JERUSALEM (REUTERS)–Israel looked set to step up a crackdown on Palestinian militants Monday after Prime Minister Ariel Sharon promised “an uncompromising war” to crush a “terror” campaign he said was directed by Yasser Arafat.
Sharon’s tough message in a televised address followed a day of escalating violence in which a suicide bomber killed 15 people and Arafat’s guards battled Israeli troops besieging the Palestinian president’s West Bank headquarters in Ramallah.
Violence raged on despite an Easter Sunday appeal for peace by Pope John Paul and a call by the United Nations for Israel to withdraw its troops from Ramallah and other West Bank cities.
The spate of suicide bombings and the confrontation in Ramallah fanned fears of bloodier clashes after 18 months of violence in the Palestinian uprising against Israeli occupation in the West Bank and Gaza Strip.
“Citizens of Israel: the state of Israel is at war, a war against terror,” Sharon said in a televised address Sunday.
“We must fight this terrorism in an uncompromising war to uproot these savages, to dismantle their infrastructure, because there is no compromise with terrorists,” Sharon continued.
“This terrorism is activated, coordinated and directed by one man … Yasser Arafat,” he said, calling Arafat “the enemy of the free world.”
Arafat has been under siege since the Israeli government declared him an “enemy” Friday and sent tanks to his headquarters, saying it intended to isolate him after a series of Palestinian suicide bombings against Israelis.
ISRAEL TIGHTENS RING
Arafat remained defiant Sunday as Israeli troops battled his guards and tightened their ring round his headquarters.
Witnesses said at least two people were killed and six of Arafat’s guards wounded in Ramallah. Scores of Palestinians were arrested in the city.
Late Sunday, about 100 Israeli tanks and other armored vehicles thrust into the West Bank town of Qalqilya and took it over, Palestinian sources and residents said.
They said troops cut off the town’s electricity and water supplies before they moved in. Residents said they could hear explosions from occasional shelling and heavy machinegun fire.
Along with tough words, Sharon said a cease-fire would be possible once the campaign against the Palestinians had been completed.

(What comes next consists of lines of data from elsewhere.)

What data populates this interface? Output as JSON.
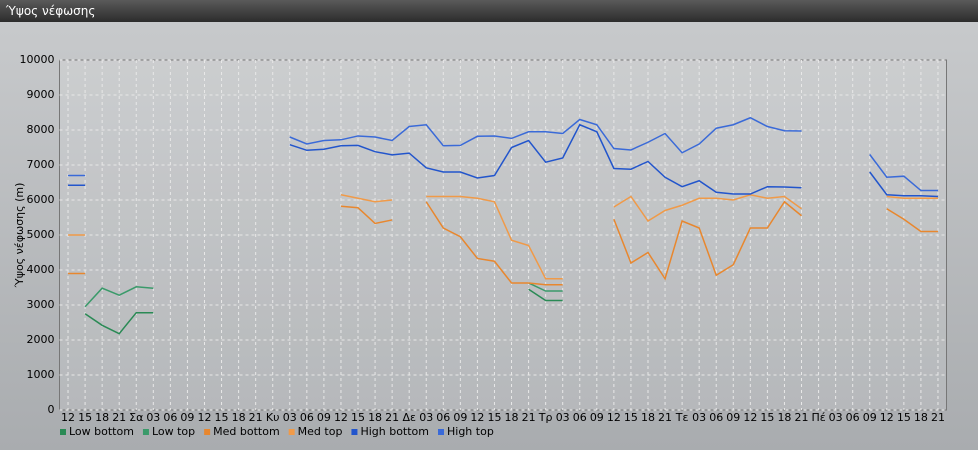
{
  "window_title": "Ύψος νέφωσης",
  "chart_data": {
    "type": "line",
    "y_label": "Ύψος νέφωσης (m)",
    "categories": [
      "12",
      "15",
      "18",
      "21",
      "Σα",
      "03",
      "06",
      "09",
      "12",
      "15",
      "18",
      "21",
      "Κυ",
      "03",
      "06",
      "09",
      "12",
      "15",
      "18",
      "21",
      "Δε",
      "03",
      "06",
      "09",
      "12",
      "15",
      "18",
      "21",
      "Τρ",
      "03",
      "06",
      "09",
      "12",
      "15",
      "18",
      "21",
      "Τε",
      "03",
      "06",
      "09",
      "12",
      "15",
      "18",
      "21",
      "Πέ",
      "03",
      "06",
      "09",
      "12",
      "15",
      "18",
      "21"
    ],
    "ylim": [
      0,
      10000
    ],
    "yticks": [
      0,
      1000,
      2000,
      3000,
      4000,
      5000,
      6000,
      7000,
      8000,
      9000,
      10000
    ],
    "grid": true,
    "series": [
      {
        "name": "Low bottom",
        "color": "#2a8a55",
        "values": [
          null,
          2750,
          2420,
          2180,
          2780,
          2780,
          null,
          null,
          null,
          null,
          null,
          null,
          null,
          null,
          null,
          null,
          null,
          null,
          null,
          null,
          null,
          null,
          null,
          null,
          null,
          null,
          null,
          3450,
          3130,
          3130,
          null,
          null,
          null,
          null,
          null,
          null,
          null,
          null,
          null,
          null,
          null,
          null,
          null,
          null,
          null,
          null,
          null,
          null,
          null,
          null,
          null,
          null
        ]
      },
      {
        "name": "Low top",
        "color": "#3a9a6a",
        "values": [
          null,
          2950,
          3480,
          3280,
          3520,
          3480,
          null,
          null,
          null,
          null,
          null,
          null,
          null,
          null,
          null,
          null,
          null,
          null,
          null,
          null,
          null,
          null,
          null,
          null,
          null,
          null,
          null,
          3630,
          3400,
          3400,
          null,
          null,
          null,
          null,
          null,
          null,
          null,
          null,
          null,
          null,
          null,
          null,
          null,
          null,
          null,
          null,
          null,
          null,
          null,
          null,
          null,
          null
        ]
      },
      {
        "name": "Med bottom",
        "color": "#e8872e",
        "values": [
          3900,
          3900,
          null,
          null,
          null,
          null,
          null,
          null,
          null,
          null,
          null,
          null,
          null,
          null,
          null,
          null,
          5820,
          5780,
          5330,
          5430,
          null,
          5950,
          5200,
          4950,
          4330,
          4250,
          3630,
          3630,
          3580,
          3580,
          null,
          null,
          5450,
          4200,
          4500,
          3750,
          5400,
          5200,
          3850,
          4150,
          5200,
          5200,
          5950,
          5550,
          null,
          null,
          null,
          null,
          5750,
          5450,
          5100,
          5100
        ]
      },
      {
        "name": "Med top",
        "color": "#f09a48",
        "values": [
          5000,
          5000,
          null,
          null,
          null,
          null,
          null,
          null,
          null,
          null,
          null,
          null,
          null,
          null,
          null,
          null,
          6150,
          6050,
          5950,
          6000,
          null,
          6100,
          6100,
          6100,
          6050,
          5950,
          4850,
          4700,
          3750,
          3750,
          null,
          null,
          5800,
          6100,
          5400,
          5700,
          5850,
          6050,
          6050,
          6000,
          6150,
          6050,
          6100,
          5750,
          null,
          null,
          null,
          null,
          6100,
          6050,
          6050,
          6050
        ]
      },
      {
        "name": "High bottom",
        "color": "#2255cc",
        "values": [
          6420,
          6420,
          null,
          null,
          null,
          null,
          null,
          null,
          null,
          null,
          null,
          null,
          null,
          7580,
          7420,
          7450,
          7550,
          7560,
          7380,
          7290,
          7340,
          6920,
          6800,
          6800,
          6630,
          6700,
          7500,
          7700,
          7080,
          7200,
          8150,
          7950,
          6900,
          6880,
          7100,
          6650,
          6380,
          6550,
          6220,
          6170,
          6170,
          6380,
          6370,
          6350,
          null,
          null,
          null,
          6800,
          6150,
          6120,
          6120,
          6100
        ]
      },
      {
        "name": "High top",
        "color": "#3a6ad8",
        "values": [
          6700,
          6700,
          null,
          null,
          null,
          null,
          null,
          null,
          null,
          null,
          null,
          null,
          null,
          7800,
          7600,
          7700,
          7720,
          7830,
          7800,
          7700,
          8100,
          8150,
          7550,
          7560,
          7820,
          7830,
          7760,
          7950,
          7950,
          7900,
          8300,
          8150,
          7470,
          7430,
          7650,
          7900,
          7350,
          7600,
          8050,
          8150,
          8350,
          8100,
          7980,
          7970,
          null,
          null,
          null,
          7300,
          6650,
          6680,
          6270,
          6270
        ]
      }
    ]
  }
}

In an interview for broadcast on CBS TV’s “60 Minutes,” Sharon also said he would take part if the United States called a Middle East peace meeting with Arab leaders.
Leading Palestinians rejected Sharon’s comments.
“This is Sharon’s style, nothing new and nothing surprising. But by claiming he will extend his hand for peace after he completes his mission, Sharon is only making a silly joke,” said Palestinian Information Minister Yasser Abed Rabbo.
Sharon spoke after further deadly attacks by Palestinian suicide bombers Sunday, bringing the number of such attacks to five since the Jewish Passover holiday began last Wednesday.
Fifteen people eating at a restaurant run by Israeli Arabs in the northern port city of Haifa were killed and 40 people wounded when a Palestinian suicide bomber blew himself up. The blast tore off the roof and spewed debris over a car park.
SECOND ATTACK
Paul Drimmer, a 52-year-old manager injured in the blast, said the wave of bombings had to stop. “I don’t know how to stop it, but it must be stopped, whatever it costs,” he said.
The Palestinian Islamic militant group Hamas said a 22-year-old resident of a refugee camp in the northern West Bank town of Jenin carried out the attack on its behalf to avenge the Israeli attacks on Ramallah and elsewhere.
A second suicide attack wounded six people at a Jewish settlement in the West Bank.
With world attention focused on the besieged Arafat, elite Israeli soldiers went house to house in the twin towns of Ramallah and al-Bireh, searching for Palestinian militants.
“They entered the house pointing their rifles at us,” said Leila al-Jdaili, 40, standing in a ransacked apartment.
In one building, the bullet-riddled bodies of two young Palestinian men lay in a pool of blood in the stairwell. They were shot by Israeli snipers, local residents said.
The Israeli army declared Ramallah a closed military zone and said non-residents, including foreign journalists, would be removed by force if necessary.
The pope’s Easter appeal for peace fell on deaf ears. “It seems that war has been declared on peace,” he said in his message, calling for an end to the “dramatic spiral of abuse of power and killings that bloody the Holy Land.”